Senior Tories said the party must learn the lessons of the election drubbing that took it to a record defeat.

Shadow Treasury minister John Glen said: "We've got to deal with the appalling defeat, learn lessons, show a bit of humility, contrition.

“We've seen a lot of volatility and I think that the leadership election process will allow all the candidates to be fully tested and I just want the membership to own the outcome, to be comfortable with it on the basis of a full scrutiny over a decent amount of time.

“That will lay the foundations as we seek to move forward and become an effective opposition and work towards rehabilitating our reputation.”

He added: “The party needs to unite. And I think what the country has been fed up with over the last few years is people not being prepared to unite behind the leader, and that is not the way to win an election, as we've seen.”

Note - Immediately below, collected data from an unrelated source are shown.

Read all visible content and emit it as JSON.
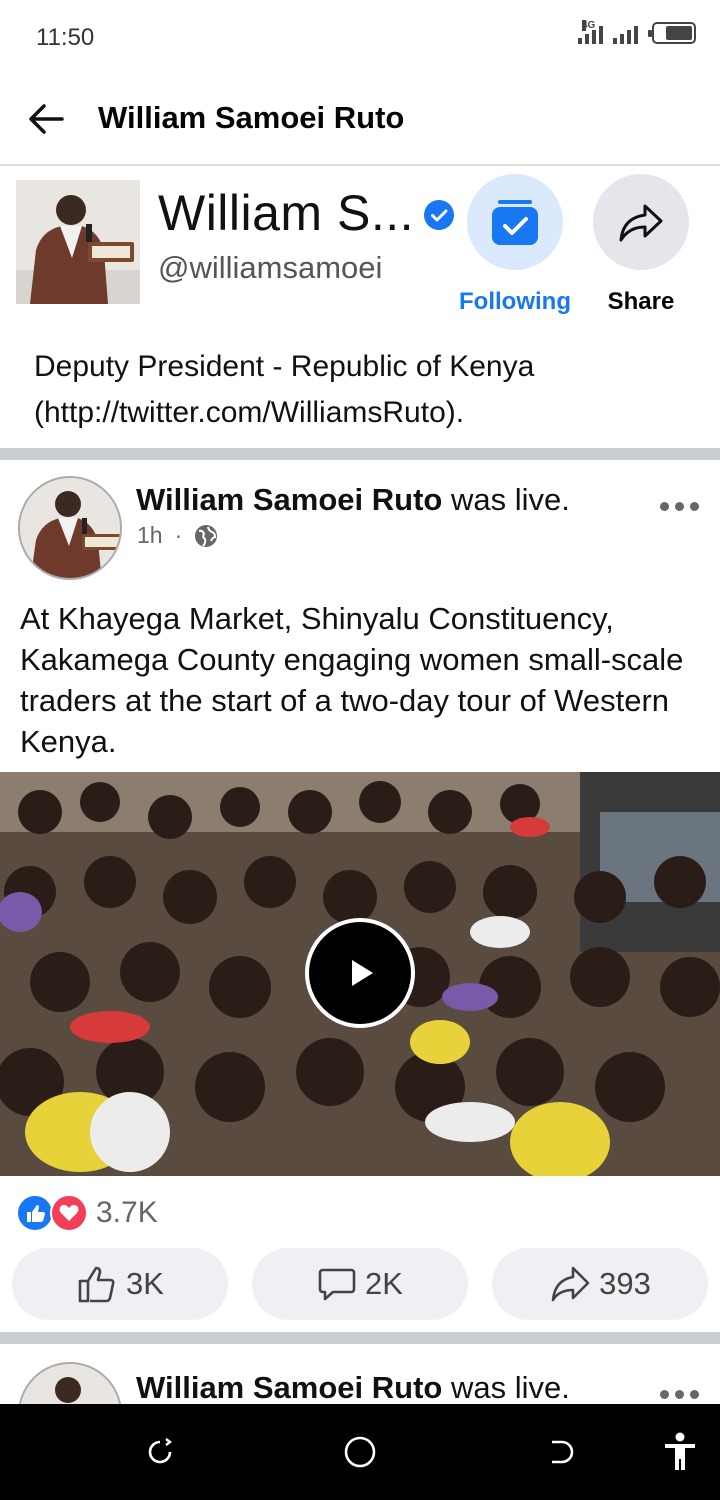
{
  "status_bar": {
    "time": "11:50",
    "network_label": "4G",
    "battery_level": 0.7
  },
  "header": {
    "title": "William Samoei Ruto",
    "back_icon": "back-arrow-icon"
  },
  "profile": {
    "name": "William S...",
    "verified": true,
    "handle": "@williamsamoei",
    "following_label": "Following",
    "share_label": "Share",
    "bio": "Deputy President - Republic of Kenya (http://twitter.com/WilliamsRuto)."
  },
  "posts": [
    {
      "author": "William Samoei Ruto",
      "action": "was live.",
      "time": "1h",
      "privacy_icon": "globe-icon",
      "text": "At Khayega Market, Shinyalu Constituency, Kakamega County engaging women small-scale traders at the start of a two-day tour of Western Kenya.",
      "reaction_count": "3.7K",
      "likes": "3K",
      "comments": "2K",
      "shares": "393"
    },
    {
      "author": "William Samoei Ruto",
      "action": "was live."
    }
  ],
  "colors": {
    "accent": "#1877f2",
    "love": "#f33e58",
    "divider": "#c9ccd1",
    "pill_bg": "#eef0f3"
  }
}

Ms Badenoch will become the sixth MP to enter the contest after Dame Priti Patel joined at the weekend.

The two women join Mel Stride, Tom Tugendhat, James Cleverly and Robert Jenrick.

Shadow communities secretary Ms Badenoch is the bookmakers’ favourite to succeed Mr Sunak.

Contenders need a proposer, seconder and eight other backers to stand.

The parliamentary party will narrow the field down to four, who will make their case at the Conservative Party conference, which runs from September 29 to October 2.

The final two, picked by the parliamentary party, will then go to a vote of party members in an online ballot that will close on October 31, with the result announced on November 2.

Dame Priti is currently the least popular contender, at minus 28 points with the public and seven points with 2024 Conservative voters, according to polling by Savanta.

Mr Tugendhat is the most popular potential contender among both the public, at minus three points, and 2024 Conservative voters, at 21 points, the research shows.

Conservative MP Saqib Bhatti, who is backing Ms Patel, said the former home secretary has the “resolve” needed to bring the party together.

He told Times Radio: “Priti stands out head and shoulders because she has been involved in the party, she understands it, what drives the party, what motivates members.”